Беко сел на колодезный сруб и зевнул.

— Экзамены на носу, а он болтается, опять хочешь провалиться, бездельник! Или у тебя дядья в Тбилиси, как у некоторых, и они тебя в институт устроят?! На кого надеешься? Что прицепился к этой женщине? Нашел ровню! Что тебе от нее надо? И как она не погнала тебя, когда ты со своей дудкой заявился! Как тебе еще десятку ко лбу не приклеила, несчастный! Доберусь я до этой барыни, нарядится — и приветом не удостоит, гордячка! Сама — нахлебница, в руки Нико смотрит, а перед нами нос задирает! Тьфу на такую женщину! Я бы в казармах полы мыла, а тут бы не оставалась. Муж меня бросил, а я у свекра буду как сыр в масле кататься? Нет уж, извините, не нужен мне ее привет, я с ней в автобусе рядом не сяду! Приложи хоть мокрую тряпку к губам, урод! Ту женщину, которая на тебя взглянет, надо сжечь… Говорят, что муж ее бросил потому, что ничего в ней женского нету.
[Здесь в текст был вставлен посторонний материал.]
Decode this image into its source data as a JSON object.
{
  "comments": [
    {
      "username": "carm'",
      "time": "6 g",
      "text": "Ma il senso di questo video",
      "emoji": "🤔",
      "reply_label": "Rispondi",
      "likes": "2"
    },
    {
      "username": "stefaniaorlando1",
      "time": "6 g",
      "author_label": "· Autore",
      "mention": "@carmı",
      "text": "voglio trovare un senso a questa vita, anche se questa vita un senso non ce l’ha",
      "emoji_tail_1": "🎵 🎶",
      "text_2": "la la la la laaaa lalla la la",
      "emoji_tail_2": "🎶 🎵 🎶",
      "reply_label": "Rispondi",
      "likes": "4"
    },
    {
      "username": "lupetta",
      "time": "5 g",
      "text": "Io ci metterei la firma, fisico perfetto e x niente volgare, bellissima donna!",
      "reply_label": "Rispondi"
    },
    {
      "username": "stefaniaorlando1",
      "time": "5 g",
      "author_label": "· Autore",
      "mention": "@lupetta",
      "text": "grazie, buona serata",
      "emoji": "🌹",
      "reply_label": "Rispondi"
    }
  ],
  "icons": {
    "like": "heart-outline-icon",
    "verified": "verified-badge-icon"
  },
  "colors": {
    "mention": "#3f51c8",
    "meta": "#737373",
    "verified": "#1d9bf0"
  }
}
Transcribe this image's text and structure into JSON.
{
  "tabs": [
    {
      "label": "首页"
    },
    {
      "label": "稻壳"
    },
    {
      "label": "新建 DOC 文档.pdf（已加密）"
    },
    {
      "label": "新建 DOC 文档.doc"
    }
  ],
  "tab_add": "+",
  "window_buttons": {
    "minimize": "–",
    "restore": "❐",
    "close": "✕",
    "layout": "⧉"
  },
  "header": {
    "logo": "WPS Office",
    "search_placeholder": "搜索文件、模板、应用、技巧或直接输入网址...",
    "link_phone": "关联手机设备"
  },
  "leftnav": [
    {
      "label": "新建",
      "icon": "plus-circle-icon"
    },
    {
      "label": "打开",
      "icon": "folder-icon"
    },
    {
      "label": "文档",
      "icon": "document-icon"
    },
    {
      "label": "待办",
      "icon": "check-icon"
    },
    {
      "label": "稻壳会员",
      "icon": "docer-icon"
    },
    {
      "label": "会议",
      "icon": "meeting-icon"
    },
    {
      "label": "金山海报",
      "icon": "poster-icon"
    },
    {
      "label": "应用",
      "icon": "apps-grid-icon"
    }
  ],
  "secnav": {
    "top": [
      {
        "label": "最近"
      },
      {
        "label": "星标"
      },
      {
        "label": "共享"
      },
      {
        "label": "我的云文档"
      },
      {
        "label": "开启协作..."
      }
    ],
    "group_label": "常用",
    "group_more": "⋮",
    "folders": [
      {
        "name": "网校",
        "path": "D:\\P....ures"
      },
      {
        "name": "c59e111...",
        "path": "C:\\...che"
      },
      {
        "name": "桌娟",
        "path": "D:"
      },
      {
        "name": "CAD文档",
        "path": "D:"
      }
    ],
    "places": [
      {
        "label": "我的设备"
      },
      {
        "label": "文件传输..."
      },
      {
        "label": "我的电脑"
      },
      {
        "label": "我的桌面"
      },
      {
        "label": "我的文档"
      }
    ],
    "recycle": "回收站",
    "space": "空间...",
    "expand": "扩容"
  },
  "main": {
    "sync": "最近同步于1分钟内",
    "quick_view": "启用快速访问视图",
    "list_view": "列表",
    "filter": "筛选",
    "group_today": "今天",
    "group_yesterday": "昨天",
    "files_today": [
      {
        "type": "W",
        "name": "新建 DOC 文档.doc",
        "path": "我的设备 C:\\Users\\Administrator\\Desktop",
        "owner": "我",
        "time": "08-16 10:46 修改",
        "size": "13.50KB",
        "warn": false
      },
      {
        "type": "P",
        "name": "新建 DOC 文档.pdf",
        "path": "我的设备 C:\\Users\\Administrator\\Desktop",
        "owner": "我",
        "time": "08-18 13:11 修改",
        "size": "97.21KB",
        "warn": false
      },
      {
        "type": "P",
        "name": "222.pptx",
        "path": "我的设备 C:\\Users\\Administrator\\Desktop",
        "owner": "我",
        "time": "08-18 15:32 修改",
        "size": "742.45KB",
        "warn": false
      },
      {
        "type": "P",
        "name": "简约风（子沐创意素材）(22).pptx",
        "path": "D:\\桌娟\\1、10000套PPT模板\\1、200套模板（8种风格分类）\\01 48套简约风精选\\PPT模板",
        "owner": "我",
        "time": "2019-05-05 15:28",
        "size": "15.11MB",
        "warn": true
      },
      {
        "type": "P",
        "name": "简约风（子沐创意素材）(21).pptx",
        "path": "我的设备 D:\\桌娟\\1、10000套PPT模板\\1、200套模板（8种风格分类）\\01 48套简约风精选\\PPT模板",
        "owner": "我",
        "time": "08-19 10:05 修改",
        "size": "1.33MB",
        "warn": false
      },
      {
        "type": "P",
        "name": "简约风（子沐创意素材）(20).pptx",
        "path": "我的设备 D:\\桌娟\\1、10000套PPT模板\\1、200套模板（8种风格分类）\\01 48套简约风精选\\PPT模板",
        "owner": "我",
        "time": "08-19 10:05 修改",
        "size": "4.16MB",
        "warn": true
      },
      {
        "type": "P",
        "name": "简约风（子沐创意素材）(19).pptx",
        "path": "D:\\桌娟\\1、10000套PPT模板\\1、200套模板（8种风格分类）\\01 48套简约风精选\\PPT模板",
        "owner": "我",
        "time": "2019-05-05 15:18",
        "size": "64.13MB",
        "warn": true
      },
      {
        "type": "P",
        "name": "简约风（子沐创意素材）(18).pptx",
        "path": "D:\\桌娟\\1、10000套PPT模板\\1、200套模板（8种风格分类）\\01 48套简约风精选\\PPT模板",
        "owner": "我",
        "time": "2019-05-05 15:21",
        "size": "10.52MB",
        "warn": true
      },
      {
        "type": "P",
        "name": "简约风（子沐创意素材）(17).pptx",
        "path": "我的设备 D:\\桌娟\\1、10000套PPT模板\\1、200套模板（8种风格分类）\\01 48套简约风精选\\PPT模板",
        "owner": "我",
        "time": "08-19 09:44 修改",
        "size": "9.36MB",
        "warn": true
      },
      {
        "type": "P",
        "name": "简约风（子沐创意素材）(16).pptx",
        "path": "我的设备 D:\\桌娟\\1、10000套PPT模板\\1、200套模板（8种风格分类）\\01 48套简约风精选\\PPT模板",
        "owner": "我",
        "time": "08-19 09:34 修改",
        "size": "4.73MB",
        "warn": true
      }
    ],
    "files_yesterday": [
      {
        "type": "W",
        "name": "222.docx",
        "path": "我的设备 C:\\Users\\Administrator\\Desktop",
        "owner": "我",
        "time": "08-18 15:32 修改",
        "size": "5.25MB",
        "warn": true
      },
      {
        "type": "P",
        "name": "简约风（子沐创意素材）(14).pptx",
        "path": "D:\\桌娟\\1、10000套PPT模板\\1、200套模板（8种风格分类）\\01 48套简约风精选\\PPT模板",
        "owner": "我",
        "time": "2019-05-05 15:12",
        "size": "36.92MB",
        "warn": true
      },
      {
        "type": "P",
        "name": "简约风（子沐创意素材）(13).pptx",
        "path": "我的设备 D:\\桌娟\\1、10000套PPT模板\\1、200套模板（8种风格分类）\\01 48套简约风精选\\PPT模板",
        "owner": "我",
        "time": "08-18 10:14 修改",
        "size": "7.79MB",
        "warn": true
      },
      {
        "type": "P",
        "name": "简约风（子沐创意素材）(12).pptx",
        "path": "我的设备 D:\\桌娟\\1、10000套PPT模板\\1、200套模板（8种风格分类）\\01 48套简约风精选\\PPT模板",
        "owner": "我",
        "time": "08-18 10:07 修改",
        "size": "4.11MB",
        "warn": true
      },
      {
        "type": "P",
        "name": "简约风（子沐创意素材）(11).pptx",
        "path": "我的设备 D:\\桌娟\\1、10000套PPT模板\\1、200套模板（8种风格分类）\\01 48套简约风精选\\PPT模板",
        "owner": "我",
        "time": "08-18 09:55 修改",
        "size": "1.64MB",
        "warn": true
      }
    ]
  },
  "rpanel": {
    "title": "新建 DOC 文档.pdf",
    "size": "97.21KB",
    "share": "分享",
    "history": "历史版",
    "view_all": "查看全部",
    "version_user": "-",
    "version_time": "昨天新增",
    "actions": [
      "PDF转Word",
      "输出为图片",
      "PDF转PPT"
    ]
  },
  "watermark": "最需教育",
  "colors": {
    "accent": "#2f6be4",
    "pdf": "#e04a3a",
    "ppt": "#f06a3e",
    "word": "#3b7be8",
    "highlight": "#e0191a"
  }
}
Беко спрыгнул с колодезного сруба, взбежал по лестнице и на балконе второго этажа опустился на пол. Вытянул ноги и тотчас заснул или впал в забытье.

Он чувствовал, как вокруг него толпились, голосили, бранились какие-то люди, как на стадионе после футбольного матча, и он кружился, мелькал, плавал, летал в этом водовороте, в состоянии невесомости. Пытался за что-то схватиться, уцепиться за чьи-то плечи, руки, ноги, волосы, но все выскальзывало из рук. Он открыл глаза и увидел, что лежит на самом солнцепеке, весь в поту.

Снова спустился во двор и опрокинул на голову ведро колодезной воды. Прислушался, как мать собирает цыплят: цып-цып, цып! Потом увидел отца. Александр сидел под яблоней и склеивал кувшин. Беко вышел на улицу и направился к Зининому дому. У ворот увидел Дато, тот протягивал ему трубу.

— Я знал, что ты придешь, — сказал Дато, — ты свою трубу забыл.

— Вот за ней и пришел.

— Куда идешь? — спросил мальчик.

— Никуда, — Беко продул мундштук.

— Поиграй.

— Нет.

— Тогда возьми меня с собой.

— Куда?

— Давай пойдем к морю.

— Нет, — сказал Беко, — у меня дело.

— И я с тобой, меня мама отпустила на час.

— Ладно, пошли, — он взял Дато за руку.

— Отпусти, — попросил Дато.

— Ты еще маленький, — улыбнулся Беко.

— Ничего подобного, — Дато засунул руки в карманы.

— Я тоже маленький, — уступил Беко.

Дато обиженно промолчал.

До писательской дачи они шли молча. У ворот Беко сказал:

— Подожди меня здесь, я сейчас вернусь.

— Нет, — замотал головой Дато, — Я с тобой. Здесь писатель живет, сказки сочиняет.

— Сказки?

— Мне мама сказала.

Они поднялись по лестнице и постучали. Дверь открыл Спиноза:

— Чего надо?

— Нам нужно видеть хозяина.

— Зачем?

— Это мы ему скажем.

— Ты тоже книгу хочешь?

— Он дома?

— Подожди здесь! — он захлопнул дверь у них перед носом.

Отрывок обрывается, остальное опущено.